Nord Integrity Captain Cut the Power and Drifted for Days to Save Fuel
By Isaac Arnsdo
(Bloomberg) — A tanker owned by D/S Norden A/S, Europe’s biggest commodity-shipping company, saved $17,000 by stopping its main engine for three to four days as the merchant fleet copes with rising fuel costs by cutting speeds.
The Nord Integrity, a 47,400-ton ship hauling refined fuels, sailed by wind and current alone on its way to load in Algeria after refueling in the Canary Islands, Hellerup, Denmark-based Norden said in a company newsletter e-mailed today. Drifting for 280 nautical miles (518 kilometers) saved 27 metric tons of fuel valued at $17,064, according to the report. The ship arrived on time.

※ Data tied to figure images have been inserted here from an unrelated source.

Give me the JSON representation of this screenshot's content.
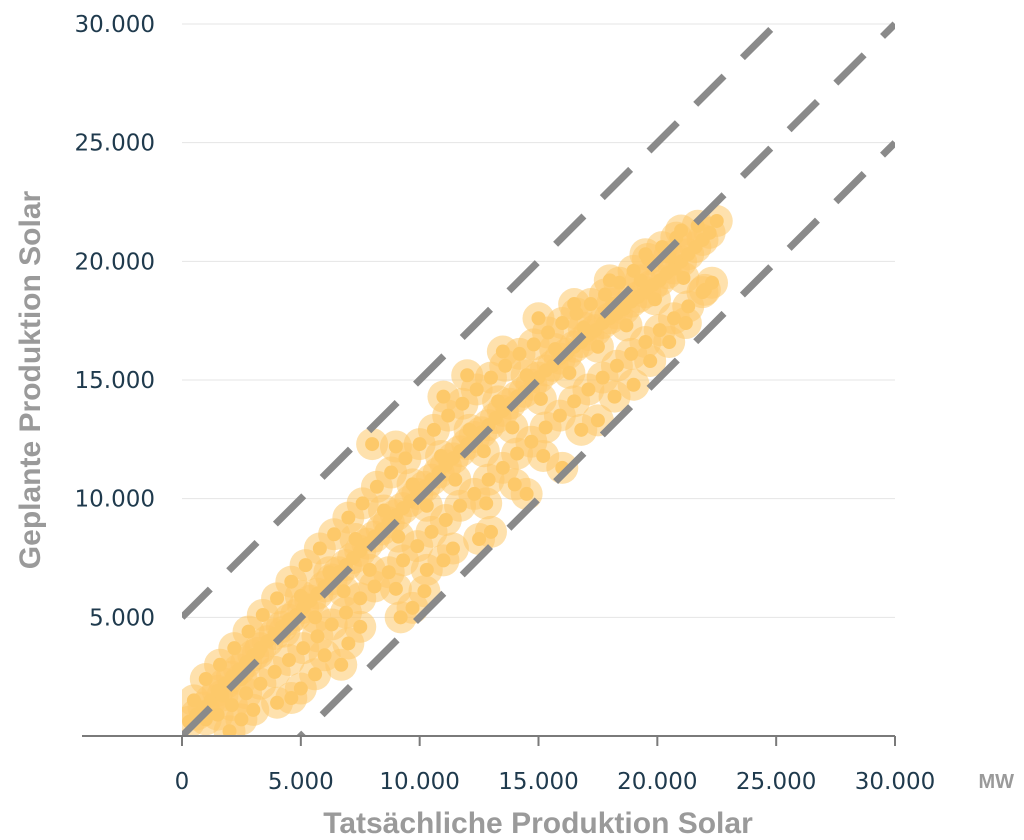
{
  "chart_data": {
    "type": "scatter",
    "title": "",
    "xlabel": "Tatsächliche Produktion Solar",
    "ylabel": "Geplante Produktion Solar",
    "x_unit": "MW",
    "xlim": [
      0,
      30000
    ],
    "ylim": [
      0,
      30000
    ],
    "x_ticks": [
      "0",
      "5.000",
      "10.000",
      "15.000",
      "20.000",
      "25.000",
      "30.000"
    ],
    "y_ticks": [
      "5.000",
      "10.000",
      "15.000",
      "20.000",
      "25.000",
      "30.000"
    ],
    "grid": "horizontal",
    "point_color": "#fdc96a",
    "reference_line_color": "#8a8a8a",
    "reference_lines": [
      {
        "x": [
          0,
          30000
        ],
        "y": [
          5000,
          35000
        ]
      },
      {
        "x": [
          0,
          30000
        ],
        "y": [
          0,
          30000
        ]
      },
      {
        "x": [
          0,
          30000
        ],
        "y": [
          -5000,
          25000
        ]
      }
    ],
    "points": [
      [
        300,
        600
      ],
      [
        600,
        900
      ],
      [
        900,
        1200
      ],
      [
        1200,
        1500
      ],
      [
        1500,
        1900
      ],
      [
        1800,
        2200
      ],
      [
        2100,
        2500
      ],
      [
        2400,
        2800
      ],
      [
        2700,
        3100
      ],
      [
        3000,
        3400
      ],
      [
        3300,
        3700
      ],
      [
        3600,
        4000
      ],
      [
        3900,
        4300
      ],
      [
        4200,
        4600
      ],
      [
        4500,
        4900
      ],
      [
        4800,
        5100
      ],
      [
        5100,
        5400
      ],
      [
        5400,
        5700
      ],
      [
        5700,
        6000
      ],
      [
        6000,
        6300
      ],
      [
        6300,
        6600
      ],
      [
        6600,
        6900
      ],
      [
        6900,
        7200
      ],
      [
        7200,
        7500
      ],
      [
        7500,
        7800
      ],
      [
        7800,
        8100
      ],
      [
        8100,
        8400
      ],
      [
        8400,
        8700
      ],
      [
        8700,
        9000
      ],
      [
        9000,
        9300
      ],
      [
        9300,
        9600
      ],
      [
        9600,
        9900
      ],
      [
        9900,
        10200
      ],
      [
        10200,
        10500
      ],
      [
        10500,
        10800
      ],
      [
        10800,
        11100
      ],
      [
        11100,
        11400
      ],
      [
        11400,
        11700
      ],
      [
        11700,
        12000
      ],
      [
        12000,
        12300
      ],
      [
        12300,
        12600
      ],
      [
        12600,
        12800
      ],
      [
        12900,
        13100
      ],
      [
        13200,
        13400
      ],
      [
        13500,
        13700
      ],
      [
        13800,
        14000
      ],
      [
        14100,
        14300
      ],
      [
        14400,
        14500
      ],
      [
        14700,
        14800
      ],
      [
        15000,
        15100
      ],
      [
        15300,
        15400
      ],
      [
        15600,
        15600
      ],
      [
        15900,
        15900
      ],
      [
        16200,
        16100
      ],
      [
        16500,
        16400
      ],
      [
        16800,
        16600
      ],
      [
        17100,
        16900
      ],
      [
        17400,
        17100
      ],
      [
        17700,
        17400
      ],
      [
        18000,
        17600
      ],
      [
        18300,
        17800
      ],
      [
        18600,
        18000
      ],
      [
        18900,
        18300
      ],
      [
        19200,
        18500
      ],
      [
        19500,
        18700
      ],
      [
        19800,
        19000
      ],
      [
        20100,
        19200
      ],
      [
        20400,
        19500
      ],
      [
        20700,
        19700
      ],
      [
        21000,
        20000
      ],
      [
        21300,
        20300
      ],
      [
        21600,
        20600
      ],
      [
        21900,
        20900
      ],
      [
        22200,
        21200
      ],
      [
        22500,
        21700
      ],
      [
        500,
        1500
      ],
      [
        1000,
        2400
      ],
      [
        1600,
        3000
      ],
      [
        2200,
        3700
      ],
      [
        2800,
        4400
      ],
      [
        3400,
        5100
      ],
      [
        4000,
        5800
      ],
      [
        4600,
        6500
      ],
      [
        5200,
        7200
      ],
      [
        5800,
        7900
      ],
      [
        6400,
        8500
      ],
      [
        7000,
        9200
      ],
      [
        7600,
        9800
      ],
      [
        8200,
        10500
      ],
      [
        8800,
        11100
      ],
      [
        9400,
        11700
      ],
      [
        10000,
        12300
      ],
      [
        10600,
        12900
      ],
      [
        11200,
        13500
      ],
      [
        11800,
        14000
      ],
      [
        12400,
        14600
      ],
      [
        13000,
        15100
      ],
      [
        13600,
        15600
      ],
      [
        14200,
        16100
      ],
      [
        14800,
        16500
      ],
      [
        15400,
        17000
      ],
      [
        16000,
        17400
      ],
      [
        16600,
        17800
      ],
      [
        17200,
        18200
      ],
      [
        17800,
        18600
      ],
      [
        18400,
        19100
      ],
      [
        19000,
        19600
      ],
      [
        19600,
        20100
      ],
      [
        20200,
        20600
      ],
      [
        20800,
        21000
      ],
      [
        1500,
        900
      ],
      [
        2100,
        1300
      ],
      [
        2700,
        1800
      ],
      [
        3300,
        2200
      ],
      [
        3900,
        2700
      ],
      [
        4500,
        3200
      ],
      [
        5100,
        3700
      ],
      [
        5700,
        4200
      ],
      [
        6300,
        4700
      ],
      [
        6900,
        5200
      ],
      [
        7500,
        5800
      ],
      [
        8100,
        6300
      ],
      [
        8700,
        6900
      ],
      [
        9300,
        7400
      ],
      [
        9900,
        8000
      ],
      [
        10500,
        8600
      ],
      [
        11100,
        9100
      ],
      [
        11700,
        9700
      ],
      [
        12300,
        10200
      ],
      [
        12900,
        10800
      ],
      [
        13500,
        11300
      ],
      [
        14100,
        11900
      ],
      [
        14700,
        12400
      ],
      [
        15300,
        13000
      ],
      [
        15900,
        13500
      ],
      [
        16500,
        14100
      ],
      [
        17100,
        14600
      ],
      [
        17700,
        15100
      ],
      [
        18300,
        15600
      ],
      [
        18900,
        16100
      ],
      [
        19500,
        16600
      ],
      [
        20100,
        17100
      ],
      [
        20700,
        17600
      ],
      [
        21300,
        18100
      ],
      [
        21900,
        18700
      ],
      [
        1000,
        700
      ],
      [
        1700,
        1700
      ],
      [
        2500,
        2400
      ],
      [
        3200,
        3500
      ],
      [
        4300,
        4400
      ],
      [
        5000,
        5900
      ],
      [
        5600,
        5000
      ],
      [
        6200,
        6900
      ],
      [
        6800,
        6100
      ],
      [
        7300,
        8300
      ],
      [
        7900,
        7000
      ],
      [
        8500,
        9500
      ],
      [
        9100,
        8400
      ],
      [
        9700,
        10600
      ],
      [
        10300,
        9700
      ],
      [
        10900,
        11800
      ],
      [
        11500,
        10800
      ],
      [
        12100,
        12900
      ],
      [
        12700,
        12000
      ],
      [
        13300,
        14100
      ],
      [
        13900,
        13000
      ],
      [
        14500,
        15200
      ],
      [
        15100,
        14200
      ],
      [
        15700,
        16300
      ],
      [
        16300,
        15300
      ],
      [
        16900,
        17200
      ],
      [
        17500,
        16400
      ],
      [
        18100,
        18200
      ],
      [
        18700,
        17300
      ],
      [
        19300,
        19200
      ],
      [
        19900,
        18400
      ],
      [
        20500,
        20200
      ],
      [
        21100,
        19300
      ],
      [
        21700,
        21500
      ],
      [
        8000,
        12300
      ],
      [
        9000,
        12200
      ],
      [
        11000,
        14300
      ],
      [
        12000,
        15200
      ],
      [
        13500,
        16200
      ],
      [
        15000,
        17600
      ],
      [
        16500,
        18200
      ],
      [
        18000,
        19200
      ],
      [
        19500,
        20300
      ],
      [
        21000,
        21300
      ],
      [
        6000,
        3400
      ],
      [
        7500,
        4600
      ],
      [
        9000,
        6200
      ],
      [
        11000,
        7400
      ],
      [
        12500,
        8300
      ],
      [
        13000,
        8600
      ],
      [
        14500,
        10200
      ],
      [
        16000,
        11300
      ],
      [
        17500,
        13300
      ],
      [
        19000,
        14800
      ],
      [
        20500,
        16600
      ],
      [
        22000,
        18800
      ],
      [
        5000,
        2000
      ],
      [
        5600,
        2600
      ],
      [
        6700,
        3000
      ],
      [
        7000,
        3900
      ],
      [
        9700,
        5400
      ],
      [
        10200,
        6100
      ],
      [
        2000,
        200
      ],
      [
        2500,
        700
      ],
      [
        3000,
        1100
      ],
      [
        4000,
        1400
      ],
      [
        4600,
        1600
      ],
      [
        9200,
        5000
      ],
      [
        10300,
        7000
      ],
      [
        11400,
        7900
      ],
      [
        12800,
        9800
      ],
      [
        14000,
        10600
      ],
      [
        15200,
        11800
      ],
      [
        16800,
        12900
      ],
      [
        18200,
        14300
      ],
      [
        19700,
        15800
      ],
      [
        21200,
        17400
      ],
      [
        22300,
        19100
      ]
    ]
  }
}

Owners across the industry are slowing down ships to save on fuel costs, which doubled in the past decade to account for about 75 percent of average expenses, according to the Baltic and InternationalMaritime Council, the largest trade group. Norden spent $651 million on fuel in 2012, equal to 67 percent of its voyage costs, according to the newsletter.
“Owners are trying everything because one ton saved a day is $600 on your bottom line,” said Truls Dahl, a shipbroker at Fearnleys A/S in Oslo who has worked in the industry for about 30 years. “It’s adventurous and interesting and a very good idea,” Dahl said, adding that he’s never seen this done before in his career.
The voyage complied with safety regulations, and a ship wouldn’t turn off its engine while carrying a cargo, Jens Malund Jensen, head of Norden’s product tanker operations, said in the newsletter. To make such sailing possible, wind and currents must move in the right direction and a vessel must have enough time and space to move safely, according to the report.
Ship fuel, known as bunkers, rose 2.2 percent this year to $626.07 a ton, according to data compiled by Bloomberg. Last year’s average of $664 in Singapore, the largest refueling port, was the highest since at least 2002.